Triple APOD - November 19, 2024: Owl Cluster From Urban Skies by Wayne Malkin
Astrophotography from a city can be disheartening. Ten hours of photos from a city backyard might not get you close to what less than an hour would from a dark site when it comes to revealing faint galaxies, nebulae, and dust. Star clusters, however, are a different story. Compared to diffuse light sources like galaxies and nebulae, stars are really bright, and imaging stars and their colours is much less affected by light pollution. In today's image, Wayne uses a Takahashi Epsilon 180ED Newtonian scope which gives rise to the lovely 4-pointed star spikes that feel all too familiar thanks to Hubble. He's also overlaid a silhouette of an owl, helping us understand why the Owl cluster is called what it is.
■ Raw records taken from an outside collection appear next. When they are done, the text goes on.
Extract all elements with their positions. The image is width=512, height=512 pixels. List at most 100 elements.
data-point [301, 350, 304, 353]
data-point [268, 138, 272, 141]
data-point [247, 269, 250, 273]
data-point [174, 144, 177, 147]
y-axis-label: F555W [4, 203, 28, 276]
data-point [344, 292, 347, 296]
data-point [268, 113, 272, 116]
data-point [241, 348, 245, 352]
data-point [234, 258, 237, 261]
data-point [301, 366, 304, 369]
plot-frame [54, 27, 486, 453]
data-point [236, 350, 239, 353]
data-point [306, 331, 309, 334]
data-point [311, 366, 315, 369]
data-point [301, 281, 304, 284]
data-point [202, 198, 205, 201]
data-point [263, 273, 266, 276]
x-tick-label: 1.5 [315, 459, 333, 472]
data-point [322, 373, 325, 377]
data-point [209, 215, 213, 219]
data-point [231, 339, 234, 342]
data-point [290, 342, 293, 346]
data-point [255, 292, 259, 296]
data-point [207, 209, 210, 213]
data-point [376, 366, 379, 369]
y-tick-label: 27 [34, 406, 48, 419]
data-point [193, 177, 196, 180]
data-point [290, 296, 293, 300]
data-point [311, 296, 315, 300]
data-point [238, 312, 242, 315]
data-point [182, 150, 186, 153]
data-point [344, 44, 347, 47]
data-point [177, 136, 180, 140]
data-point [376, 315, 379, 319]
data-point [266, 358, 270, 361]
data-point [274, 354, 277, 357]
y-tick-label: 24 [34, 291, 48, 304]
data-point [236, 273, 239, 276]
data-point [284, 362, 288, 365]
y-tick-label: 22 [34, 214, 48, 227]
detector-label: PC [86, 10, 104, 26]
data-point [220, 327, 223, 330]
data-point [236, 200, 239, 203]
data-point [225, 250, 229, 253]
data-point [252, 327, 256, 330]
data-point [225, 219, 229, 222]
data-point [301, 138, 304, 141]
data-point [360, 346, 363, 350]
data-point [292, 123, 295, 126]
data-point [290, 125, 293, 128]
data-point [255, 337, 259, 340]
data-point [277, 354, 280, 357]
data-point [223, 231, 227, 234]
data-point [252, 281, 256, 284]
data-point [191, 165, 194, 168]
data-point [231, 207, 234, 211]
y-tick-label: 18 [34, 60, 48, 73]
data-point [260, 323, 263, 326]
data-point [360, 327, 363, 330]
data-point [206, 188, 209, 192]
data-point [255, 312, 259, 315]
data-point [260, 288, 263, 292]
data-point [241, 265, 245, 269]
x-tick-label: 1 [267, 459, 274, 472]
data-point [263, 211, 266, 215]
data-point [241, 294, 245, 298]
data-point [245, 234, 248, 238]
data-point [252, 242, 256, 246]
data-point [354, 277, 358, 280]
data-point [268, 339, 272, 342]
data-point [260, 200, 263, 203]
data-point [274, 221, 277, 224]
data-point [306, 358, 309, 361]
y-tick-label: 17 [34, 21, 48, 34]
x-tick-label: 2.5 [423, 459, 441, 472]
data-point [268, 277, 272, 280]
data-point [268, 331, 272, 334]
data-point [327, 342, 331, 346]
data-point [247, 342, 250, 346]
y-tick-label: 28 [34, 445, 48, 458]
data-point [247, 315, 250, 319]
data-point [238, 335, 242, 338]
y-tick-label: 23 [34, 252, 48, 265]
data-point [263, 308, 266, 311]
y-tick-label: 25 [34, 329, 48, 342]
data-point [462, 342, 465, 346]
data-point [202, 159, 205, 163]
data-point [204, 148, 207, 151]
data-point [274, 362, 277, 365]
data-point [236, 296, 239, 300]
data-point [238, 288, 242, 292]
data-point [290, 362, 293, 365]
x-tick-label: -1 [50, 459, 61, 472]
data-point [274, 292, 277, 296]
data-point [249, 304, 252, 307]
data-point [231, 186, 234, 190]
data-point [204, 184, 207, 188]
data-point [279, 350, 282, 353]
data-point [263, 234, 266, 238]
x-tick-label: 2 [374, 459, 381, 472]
From Wayne:
"This version includes three hours of LRGB data shot on September 19, 2024, using a Takahashi Epsilon-180ED with the 1.5x extender (750mm focal length), an ASI2600MM Pro camera, and Optolong LRGB filters. It was mounted on an Astro-Physics Mach2GTO and shot from my deck in the middle of the city. The Mach2GTO has absolute encoders, so when well aligned it can shoot successfully unguided. In this case, I was shooting 60 and 90 second subs at 1.03 arc-seconds per pixel.
NGC 457 is an open cluster with about 60 known members, at a distance of 7,900 ly. and an approximate age of 21 million years.
NGC 436 is also visible bottom-right."